In order to reduce greenhouse gas emissions in the long term, the German company Greenlyte Carbon Technologies is testing a CO2 filter system in Essen. It is the largest of its kind in this country to date.
Germany still has just over 22 years to achieve climate neutrality. In addition to reducing and eliminating sources of emissions, absorbing emissions that have already arisen from the environment is also playing an increasingly important role. Therefore, various providers are trying to filter carbon dioxide from the atmosphere and store it in limestone, for example.
The largest pilot plant in Germany has now started operations in Essen. The start-up Greenlyte Carbon Technologies developed a liquid that can be used by a system to filter up to 100 tons of CO2 from the atmosphere. In addition to reducing greenhouse gases in our environment, the system has another benefit.
The largest CO2 filter system is intended to generate raw materials for industry
In addition to the positive effects on people and nature, the system also produces hydrogen. The scientists see house building as a possible area of application for the CO2. Construction companies could add the greenhouse gas to concrete and in this way bind the substance for decades. It can also be used in the production of plastics.

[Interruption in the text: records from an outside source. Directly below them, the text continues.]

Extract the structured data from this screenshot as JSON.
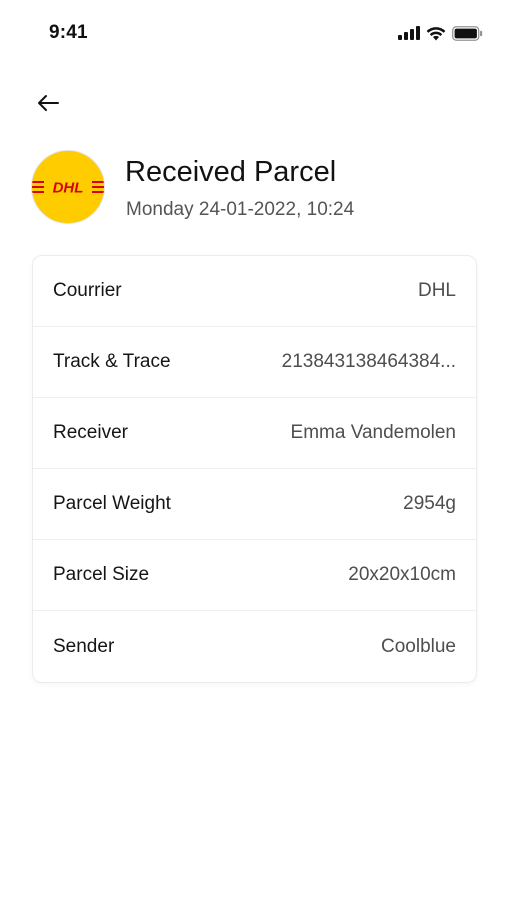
{
  "status_bar": {
    "time": "9:41",
    "icons": [
      "cellular-signal-icon",
      "wifi-icon",
      "battery-icon"
    ]
  },
  "navigation": {
    "back_icon": "arrow-left-icon"
  },
  "header": {
    "logo_text": "DHL",
    "title": "Received Parcel",
    "subtitle": "Monday 24-01-2022, 10:24"
  },
  "colors": {
    "dhl_yellow": "#ffcc00",
    "dhl_red": "#d40511"
  },
  "details": [
    {
      "label": "Courrier",
      "value": "DHL"
    },
    {
      "label": "Track & Trace",
      "value": "213843138464384..."
    },
    {
      "label": "Receiver",
      "value": "Emma Vandemolen"
    },
    {
      "label": "Parcel Weight",
      "value": "2954g"
    },
    {
      "label": "Parcel Size",
      "value": "20x20x10cm"
    },
    {
      "label": "Sender",
      "value": "Coolblue"
    }
  ]
}
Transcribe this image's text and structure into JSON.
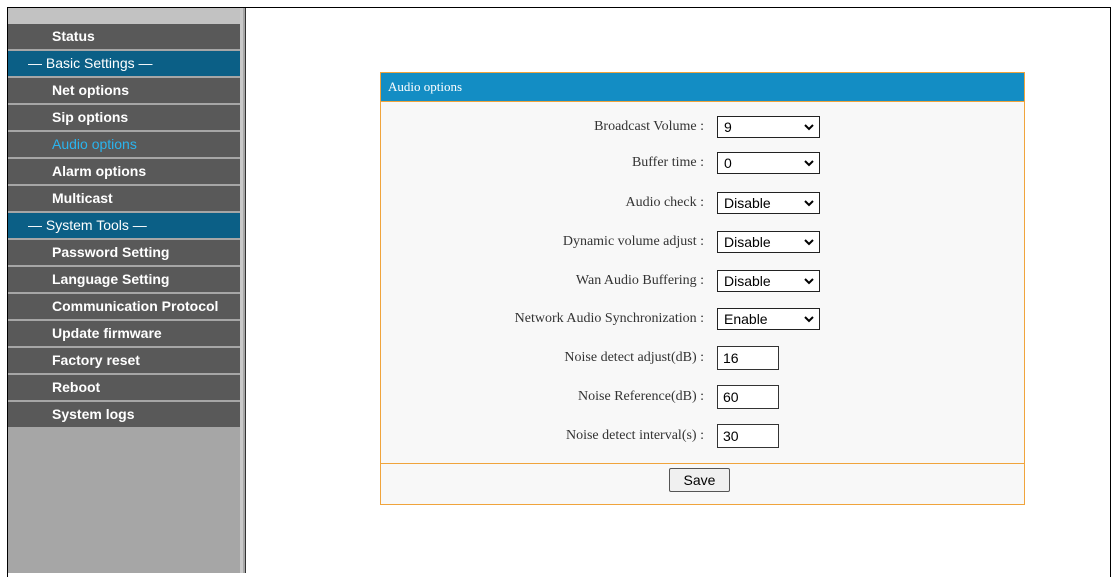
{
  "sidebar": {
    "items": [
      {
        "label": "Status",
        "type": "item"
      },
      {
        "label": "— Basic Settings —",
        "type": "section"
      },
      {
        "label": "Net options",
        "type": "item"
      },
      {
        "label": "Sip options",
        "type": "item"
      },
      {
        "label": "Audio options",
        "type": "item",
        "active": true
      },
      {
        "label": "Alarm options",
        "type": "item"
      },
      {
        "label": "Multicast",
        "type": "item"
      },
      {
        "label": "— System Tools —",
        "type": "section"
      },
      {
        "label": "Password Setting",
        "type": "item"
      },
      {
        "label": "Language Setting",
        "type": "item"
      },
      {
        "label": "Communication Protocol",
        "type": "item"
      },
      {
        "label": "Update firmware",
        "type": "item"
      },
      {
        "label": "Factory reset",
        "type": "item"
      },
      {
        "label": "Reboot",
        "type": "item"
      },
      {
        "label": "System logs",
        "type": "item"
      }
    ]
  },
  "panel": {
    "title": "Audio options",
    "fields": [
      {
        "label": "Broadcast Volume :",
        "value": "9"
      },
      {
        "label": "Buffer time :",
        "value": "0"
      },
      {
        "label": "Audio check :",
        "value": "Disable"
      },
      {
        "label": "Dynamic volume adjust :",
        "value": "Disable"
      },
      {
        "label": "Wan Audio Buffering :",
        "value": "Disable"
      },
      {
        "label": "Network Audio Synchronization :",
        "value": "Enable"
      },
      {
        "label": "Noise detect adjust(dB) :",
        "value": "16"
      },
      {
        "label": "Noise Reference(dB) :",
        "value": "60"
      },
      {
        "label": "Noise detect interval(s) :",
        "value": "30"
      }
    ],
    "save_label": "Save"
  },
  "colors": {
    "accent": "#138dc4",
    "section_bg": "#0b5f86",
    "menu_bg": "#595959",
    "active_text": "#2ab4ee",
    "panel_border": "#f0a43c"
  },
  "icons": {
    "dropdown": "chevron-down-icon"
  }
}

Ultimately, the renewed use of greenhouse gases that have already been emitted does not lead to a reduction in overall emissions. Nevertheless, the emission of further carbon dioxide could be avoided. Greenlyte Carbon Technologies wants to use this method to absorb up to one billion tons of CO2 from the air per year by 2050.
Up to one billion tons of CO2 per year by 2050
The technology seems to have potential; the start-up would like to bring the first commercially used system onto the market next year. The company sees companies from the chemical industry as customers. By then, the construction in Essen should show how effectively the system actually absorbs emissions in everyday life.
In Germany, every citizen emits around twelve tons of carbon dioxide per year. With the goals set, the emissions of almost all current residents can be offset in one fell swoop by 2050.